RhoA expression is negatively regulated by miR-133a in bronchial smooth muscles (BSM)and miR-133a downregulation causes an upregulation of RhoA, resulting in an augmentation of contraction and BSM hyperresponsiveness.

BMP2 downregulates multiple mIRs, of which one, miR-133, directly inhibits Runx2, an early BMP response gene essential for bone formation. Although miR-133 is known to promote MEF-2-dependent myogenesis, it also inhibits Runx2-mediated osteogenesis.
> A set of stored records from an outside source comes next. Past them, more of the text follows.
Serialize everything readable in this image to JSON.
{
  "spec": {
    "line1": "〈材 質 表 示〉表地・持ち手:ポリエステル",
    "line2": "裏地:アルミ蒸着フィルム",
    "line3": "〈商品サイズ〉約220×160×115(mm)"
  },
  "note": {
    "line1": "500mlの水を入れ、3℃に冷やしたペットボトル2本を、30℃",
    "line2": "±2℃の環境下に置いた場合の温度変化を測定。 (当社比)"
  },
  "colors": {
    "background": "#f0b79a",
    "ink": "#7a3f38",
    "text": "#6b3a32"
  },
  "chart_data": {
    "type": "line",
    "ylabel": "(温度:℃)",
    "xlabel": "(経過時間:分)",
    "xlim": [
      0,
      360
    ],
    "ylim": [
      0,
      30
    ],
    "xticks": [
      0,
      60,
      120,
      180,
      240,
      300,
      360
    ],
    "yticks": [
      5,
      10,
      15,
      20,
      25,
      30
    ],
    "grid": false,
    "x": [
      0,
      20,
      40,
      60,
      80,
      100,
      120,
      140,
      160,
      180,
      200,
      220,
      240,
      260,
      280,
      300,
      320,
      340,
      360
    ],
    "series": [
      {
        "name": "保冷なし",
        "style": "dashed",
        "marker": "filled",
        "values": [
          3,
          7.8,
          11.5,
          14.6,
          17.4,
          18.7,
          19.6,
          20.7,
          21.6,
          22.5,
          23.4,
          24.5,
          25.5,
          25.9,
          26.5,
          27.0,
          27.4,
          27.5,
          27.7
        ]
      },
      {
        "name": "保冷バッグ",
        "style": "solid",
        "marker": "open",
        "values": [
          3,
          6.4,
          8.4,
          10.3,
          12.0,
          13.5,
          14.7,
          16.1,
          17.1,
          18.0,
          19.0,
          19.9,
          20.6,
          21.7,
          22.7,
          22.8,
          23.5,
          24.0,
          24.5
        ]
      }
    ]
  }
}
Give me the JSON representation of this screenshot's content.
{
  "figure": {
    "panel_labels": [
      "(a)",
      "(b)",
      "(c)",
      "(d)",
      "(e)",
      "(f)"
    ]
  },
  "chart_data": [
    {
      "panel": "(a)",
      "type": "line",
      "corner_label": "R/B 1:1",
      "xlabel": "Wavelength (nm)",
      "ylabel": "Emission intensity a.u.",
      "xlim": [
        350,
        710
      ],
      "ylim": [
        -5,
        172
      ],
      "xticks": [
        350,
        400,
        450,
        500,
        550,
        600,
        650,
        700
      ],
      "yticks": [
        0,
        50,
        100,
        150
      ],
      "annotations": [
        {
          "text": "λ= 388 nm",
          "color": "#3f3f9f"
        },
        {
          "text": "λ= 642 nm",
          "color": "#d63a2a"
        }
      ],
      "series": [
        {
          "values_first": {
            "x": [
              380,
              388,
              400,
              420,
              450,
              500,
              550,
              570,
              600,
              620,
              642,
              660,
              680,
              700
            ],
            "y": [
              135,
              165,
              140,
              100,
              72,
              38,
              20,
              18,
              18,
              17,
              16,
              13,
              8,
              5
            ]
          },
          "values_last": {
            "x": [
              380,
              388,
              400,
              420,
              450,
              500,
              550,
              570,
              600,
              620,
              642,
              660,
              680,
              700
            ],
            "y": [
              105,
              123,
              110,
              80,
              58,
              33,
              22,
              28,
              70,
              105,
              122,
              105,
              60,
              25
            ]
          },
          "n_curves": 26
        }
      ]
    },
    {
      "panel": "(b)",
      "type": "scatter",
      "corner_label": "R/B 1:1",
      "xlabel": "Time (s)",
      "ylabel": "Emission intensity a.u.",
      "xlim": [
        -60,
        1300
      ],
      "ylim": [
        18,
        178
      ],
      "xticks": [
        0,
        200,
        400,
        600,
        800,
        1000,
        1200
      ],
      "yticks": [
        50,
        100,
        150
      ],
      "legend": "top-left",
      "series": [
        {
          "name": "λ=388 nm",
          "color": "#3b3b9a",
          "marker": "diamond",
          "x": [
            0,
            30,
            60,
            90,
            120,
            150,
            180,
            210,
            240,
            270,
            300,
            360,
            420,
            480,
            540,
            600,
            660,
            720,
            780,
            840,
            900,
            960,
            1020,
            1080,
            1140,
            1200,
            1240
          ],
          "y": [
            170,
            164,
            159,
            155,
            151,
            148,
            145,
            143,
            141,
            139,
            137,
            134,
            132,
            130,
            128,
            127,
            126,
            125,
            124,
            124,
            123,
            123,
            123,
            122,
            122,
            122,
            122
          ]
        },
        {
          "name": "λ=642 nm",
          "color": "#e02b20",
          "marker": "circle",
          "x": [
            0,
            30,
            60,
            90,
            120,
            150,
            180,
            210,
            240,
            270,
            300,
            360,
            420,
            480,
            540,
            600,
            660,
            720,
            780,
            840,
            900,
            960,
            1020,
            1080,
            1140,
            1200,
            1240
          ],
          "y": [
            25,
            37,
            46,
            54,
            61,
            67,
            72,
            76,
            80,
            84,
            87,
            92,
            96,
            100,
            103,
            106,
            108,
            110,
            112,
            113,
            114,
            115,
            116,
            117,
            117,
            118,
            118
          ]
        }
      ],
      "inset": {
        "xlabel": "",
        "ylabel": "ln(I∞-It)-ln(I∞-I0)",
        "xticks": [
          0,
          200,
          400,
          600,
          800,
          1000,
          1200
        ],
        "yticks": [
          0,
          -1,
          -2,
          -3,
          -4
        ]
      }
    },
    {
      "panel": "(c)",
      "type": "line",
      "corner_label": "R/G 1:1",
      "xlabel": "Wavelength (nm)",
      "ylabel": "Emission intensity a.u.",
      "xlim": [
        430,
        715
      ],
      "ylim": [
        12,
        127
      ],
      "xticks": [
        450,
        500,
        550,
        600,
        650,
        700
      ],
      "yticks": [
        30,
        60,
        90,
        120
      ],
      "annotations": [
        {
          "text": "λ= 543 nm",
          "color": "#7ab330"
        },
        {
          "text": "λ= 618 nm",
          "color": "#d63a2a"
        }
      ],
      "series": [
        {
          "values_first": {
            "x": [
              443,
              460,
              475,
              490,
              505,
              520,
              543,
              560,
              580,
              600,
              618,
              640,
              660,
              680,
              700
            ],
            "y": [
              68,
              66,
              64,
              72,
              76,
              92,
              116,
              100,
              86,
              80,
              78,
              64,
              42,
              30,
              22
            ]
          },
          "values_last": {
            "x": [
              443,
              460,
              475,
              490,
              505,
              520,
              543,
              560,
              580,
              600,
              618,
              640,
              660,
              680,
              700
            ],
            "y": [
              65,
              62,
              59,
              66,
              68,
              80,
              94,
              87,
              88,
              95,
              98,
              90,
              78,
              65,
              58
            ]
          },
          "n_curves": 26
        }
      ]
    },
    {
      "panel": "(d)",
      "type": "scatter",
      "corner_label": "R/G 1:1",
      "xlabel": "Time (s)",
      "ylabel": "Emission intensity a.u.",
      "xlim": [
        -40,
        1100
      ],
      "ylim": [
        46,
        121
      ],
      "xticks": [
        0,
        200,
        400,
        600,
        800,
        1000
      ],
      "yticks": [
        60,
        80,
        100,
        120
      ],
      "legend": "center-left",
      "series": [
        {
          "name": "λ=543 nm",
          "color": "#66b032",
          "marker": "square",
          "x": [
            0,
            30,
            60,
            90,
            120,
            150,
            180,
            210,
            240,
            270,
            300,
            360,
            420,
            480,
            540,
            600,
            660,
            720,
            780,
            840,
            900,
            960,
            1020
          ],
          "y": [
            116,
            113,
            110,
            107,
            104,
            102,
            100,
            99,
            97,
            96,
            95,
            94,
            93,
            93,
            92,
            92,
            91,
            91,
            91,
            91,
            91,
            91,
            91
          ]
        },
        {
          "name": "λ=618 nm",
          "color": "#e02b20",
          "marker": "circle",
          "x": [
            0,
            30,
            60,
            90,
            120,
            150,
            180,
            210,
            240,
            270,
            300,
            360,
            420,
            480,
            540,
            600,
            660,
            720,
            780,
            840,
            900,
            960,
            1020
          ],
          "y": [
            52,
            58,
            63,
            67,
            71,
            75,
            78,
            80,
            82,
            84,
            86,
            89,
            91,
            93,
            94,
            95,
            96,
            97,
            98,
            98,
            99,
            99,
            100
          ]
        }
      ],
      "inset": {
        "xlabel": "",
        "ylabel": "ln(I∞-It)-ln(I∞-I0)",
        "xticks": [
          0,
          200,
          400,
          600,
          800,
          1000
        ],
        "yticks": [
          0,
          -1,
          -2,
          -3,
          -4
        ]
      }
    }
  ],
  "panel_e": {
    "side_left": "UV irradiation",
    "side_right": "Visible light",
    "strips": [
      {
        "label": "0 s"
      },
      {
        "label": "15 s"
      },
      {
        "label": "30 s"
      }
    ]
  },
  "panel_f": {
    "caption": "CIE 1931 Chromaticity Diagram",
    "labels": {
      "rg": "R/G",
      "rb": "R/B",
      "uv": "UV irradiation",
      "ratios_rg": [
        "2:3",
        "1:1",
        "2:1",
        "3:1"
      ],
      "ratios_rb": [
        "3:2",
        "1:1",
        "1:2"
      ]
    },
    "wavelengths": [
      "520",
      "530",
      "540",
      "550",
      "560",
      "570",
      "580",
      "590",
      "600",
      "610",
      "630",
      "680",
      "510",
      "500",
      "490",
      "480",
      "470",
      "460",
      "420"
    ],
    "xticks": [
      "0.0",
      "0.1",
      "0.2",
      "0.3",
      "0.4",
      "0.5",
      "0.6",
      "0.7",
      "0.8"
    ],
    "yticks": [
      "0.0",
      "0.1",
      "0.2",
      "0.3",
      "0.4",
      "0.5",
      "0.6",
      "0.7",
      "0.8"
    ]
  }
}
BMP2 controls bone cell determination by inducing miRNAs that target muscle genes but mainly by down-regulating multiple miRNAs that constitute an osteogenic program, thereby releasing from inhibition pathway components required for cell lineage commitment establish a mechanism for BMP morphogens to selectively induce a tissue-specific phenotype and suppress alternative lineages.

Nicotine activates α7-nAChR and downregulates the levels of miR-133 and miR-590 leading to significant upregulation of expression of TGF-β1 and TGF-βRII at the protein level establishing miR-133 and miR-590 as repressors of TGF-β1 and TGF-βRII.

miR-133 enhances myoblast proliferation by repressing serum response factor (SRF)

mIR-133 suppresses SP1 expression

In rats, miR-133b is expressed in retinal dopaminergicamacrine cell, and this expression is significantly increased during early stage during retinal degeneration. This overexpression leads to downregulation of the transcription factor PITX3.
miR-133a is down regulated in diabetic cardiomyopathy.

miR-133 suppresses Prdm16 expression in skeletal muscle stem cells (satellite cells), which controls myogenic vs. brown adipogenic lineage determination in these cells.